Tomás Händel reforçou o Estrela Vermelha esta época
ENTREVISTA, PARTE III - Médio do Estrela Vermelha sublinha, em entrevista a O JOGO, que foi muito bem recebido em Belgrado, embora haja uma maior distância
Que principais diferenças é que encontrou?
-Em primeiro lugar, a organização do clube. Acho que nós, no ocidente, nas principais ligas europeias e principalmente em Portugal, somos bem mais organizados. Não só em recursos humanos, como em infraestruturas. Depois, sou uma pessoa muito profissional, muito. E eu notei logo diferenças na mentalidade deles relativamente à comida, à nutrição. Eles vivem o futebol um bocadinho de forma diferente de nós. Vivem muito intensamente aqui, mas em relação a esses pequenos pormenores, sinto diferenças relativamente ao Vitória e a Portugal. Relativamente ao país, a cultura é completamente diferente. Os sérvios foram muito recetivos e simpáticos, mas são um povo mais frio, um bocadinho mais distantes. Senti um pouco essa diferença. Quanto ao futebol, falando em aspetos táticos e de jogo, sinto que aqui é muito mais partido. Há muito mais contra-ataques e as equipas não são tão organizadas taticamente.
É mais físico?
-Sinceramente, é parecido. Sinto é que não há tanta riqueza tática na Sérvia como havia em Portugal.
Sente que esta mudança o pode tornar um jogador mais completo?
-Sem dúvida. Foi das principais coisas que me fez vir para cá, saber que vou sair daqui um jogador melhor.

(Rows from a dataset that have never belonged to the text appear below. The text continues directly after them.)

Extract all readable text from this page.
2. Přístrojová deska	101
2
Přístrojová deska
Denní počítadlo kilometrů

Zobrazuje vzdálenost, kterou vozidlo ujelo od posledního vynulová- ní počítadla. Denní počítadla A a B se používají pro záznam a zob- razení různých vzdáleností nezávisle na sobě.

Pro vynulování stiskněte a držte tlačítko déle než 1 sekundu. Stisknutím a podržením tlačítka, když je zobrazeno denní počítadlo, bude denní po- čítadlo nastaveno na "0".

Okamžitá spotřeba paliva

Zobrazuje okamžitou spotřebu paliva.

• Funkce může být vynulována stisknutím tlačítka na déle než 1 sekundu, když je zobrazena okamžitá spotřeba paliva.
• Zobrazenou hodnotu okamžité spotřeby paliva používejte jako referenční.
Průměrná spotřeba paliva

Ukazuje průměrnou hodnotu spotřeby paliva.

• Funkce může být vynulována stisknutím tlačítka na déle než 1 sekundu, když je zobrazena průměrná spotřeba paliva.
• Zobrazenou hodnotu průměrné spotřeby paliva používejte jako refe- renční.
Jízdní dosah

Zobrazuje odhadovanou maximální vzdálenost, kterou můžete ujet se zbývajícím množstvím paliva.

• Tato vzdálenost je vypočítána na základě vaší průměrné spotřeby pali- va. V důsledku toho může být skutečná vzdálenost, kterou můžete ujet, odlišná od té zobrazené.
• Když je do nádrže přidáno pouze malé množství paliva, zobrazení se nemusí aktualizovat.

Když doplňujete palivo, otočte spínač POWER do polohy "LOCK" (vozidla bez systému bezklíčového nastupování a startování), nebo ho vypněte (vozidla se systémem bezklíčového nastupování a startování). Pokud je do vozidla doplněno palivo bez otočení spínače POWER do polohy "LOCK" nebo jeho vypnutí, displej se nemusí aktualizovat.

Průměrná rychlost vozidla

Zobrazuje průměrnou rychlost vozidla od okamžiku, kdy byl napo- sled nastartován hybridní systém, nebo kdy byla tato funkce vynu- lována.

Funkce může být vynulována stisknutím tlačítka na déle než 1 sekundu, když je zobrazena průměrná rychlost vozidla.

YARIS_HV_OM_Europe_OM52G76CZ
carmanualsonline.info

Diferente e melhor. Tenho a oportunidade de jogar com jogadores que têm uma carreira incrível. Temos muito bons jogadores, uma equipa com muita qualidade. E eles acabam por nos mostrar como foram as carreiras, como se comportam no dia-a-dia, o que tiveram de fazer. E isso é ótimo. Depois, lá está, o facto de me ter de adaptar ao futebol, à parte mais de contra-ataques, a um jogo dividido, faz com que eu também acrescente um bocadinho às minhas qualidades como jogador. E estou a ter também a minha primeira experiência de jogar a Liga Europa. Eu nunca tinha jogado a Liga Europa, só no Vitória é que tinha jogado a Liga Conferência. E uma das coisas que me fez vir para aqui foram as competições europeias, a visibilidade que têm. E tem sido muito bom. A Liga Europa tem equipas com muita qualidade e acho que é um espaço onde se pode evoluir muito. Sinto que tem acontecido.